Cette femme de 23 ans a interrogé 138 étudiants en médecine et en psycho à Nantes, entre septembre 2006 et mai 2007. Elle a également rencontré sur Paris des étudiants qui se prostituent.

«Il s'agit souvent de jeunes femmes en 4e ou 5e année ou en doctorat, qui parlent parfois trois ou quatre langues», relève Monique Chon. «Beaucoup n'ont pas le sentiment de se prostituer, car leurs clients sont triés sur le volet, dans le même milieu social qu'elles.»

«Rupture avec leur environnement familial»

Et pour cause: les prises de contacts ont souvent lieu par le biais de petites annonces, sur des sites spécialisés ou des forums de discussion. La nuit s'y monnayerait autour de 400 euros, d'après le Mouvement du Nid, et les prestations ne seraient pas que sexuelles.

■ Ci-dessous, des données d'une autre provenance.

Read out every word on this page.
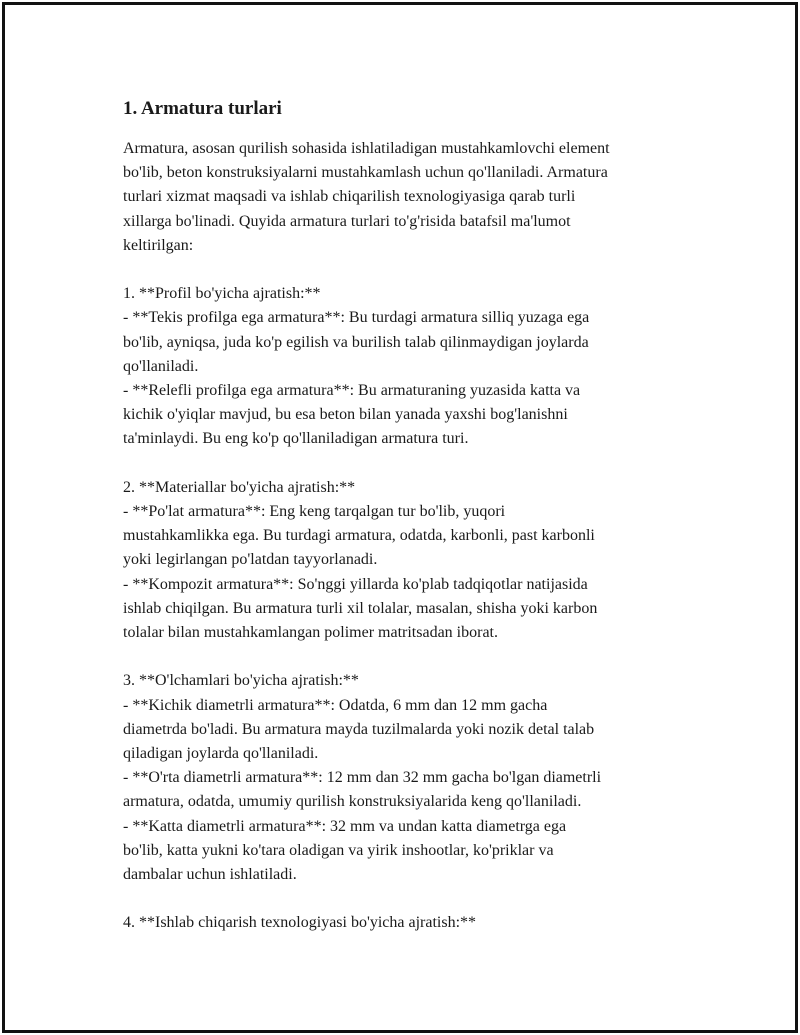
1. Armatura turlari

Armatura, asosan qurilish sohasida ishlatiladigan mustahkamlovchi element
bo'lib, beton konstruksiyalarni mustahkamlash uchun qo'llaniladi. Armatura
turlari xizmat maqsadi va ishlab chiqarilish texnologiyasiga qarab turli
xillarga bo'linadi. Quyida armatura turlari to'g'risida batafsil ma'lumot
keltirilgan:

1. **Profil bo'yicha ajratish:**
- **Tekis profilga ega armatura**: Bu turdagi armatura silliq yuzaga ega
bo'lib, ayniqsa, juda ko'p egilish va burilish talab qilinmaydigan joylarda
qo'llaniladi.
- **Relefli profilga ega armatura**: Bu armaturaning yuzasida katta va
kichik o'yiqlar mavjud, bu esa beton bilan yanada yaxshi bog'lanishni
ta'minlaydi. Bu eng ko'p qo'llaniladigan armatura turi.

2. **Materiallar bo'yicha ajratish:**
- **Po'lat armatura**: Eng keng tarqalgan tur bo'lib, yuqori
mustahkamlikka ega. Bu turdagi armatura, odatda, karbonli, past karbonli
yoki legirlangan po'latdan tayyorlanadi.
- **Kompozit armatura**: So'nggi yillarda ko'plab tadqiqotlar natijasida
ishlab chiqilgan. Bu armatura turli xil tolalar, masalan, shisha yoki karbon
tolalar bilan mustahkamlangan polimer matritsadan iborat.

3. **O'lchamlari bo'yicha ajratish:**
- **Kichik diametrli armatura**: Odatda, 6 mm dan 12 mm gacha
diametrda bo'ladi. Bu armatura mayda tuzilmalarda yoki nozik detal talab
qiladigan joylarda qo'llaniladi.
- **O'rta diametrli armatura**: 12 mm dan 32 mm gacha bo'lgan diametrli
armatura, odatda, umumiy qurilish konstruksiyalarida keng qo'llaniladi.
- **Katta diametrli armatura**: 32 mm va undan katta diametrga ega
bo'lib, katta yukni ko'tara oladigan va yirik inshootlar, ko'priklar va
dambalar uchun ishlatiladi.

4. **Ishlab chiqarish texnologiyasi bo'yicha ajratish:**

Appelées «escort girls», certaines filles proposent en effet à leurs clients «un accompagnement à un dîner en ville ou à des vacances», explique Anne-Marie Ledebt, responsable en Loire-Atlantique du Mouvement du Nid. Les motivations des jeunes femmes restent quant à elles floues. «Il s'agit souvent pour elles d'une forme de rupture avec leur environnement familial», estime Monique Chon.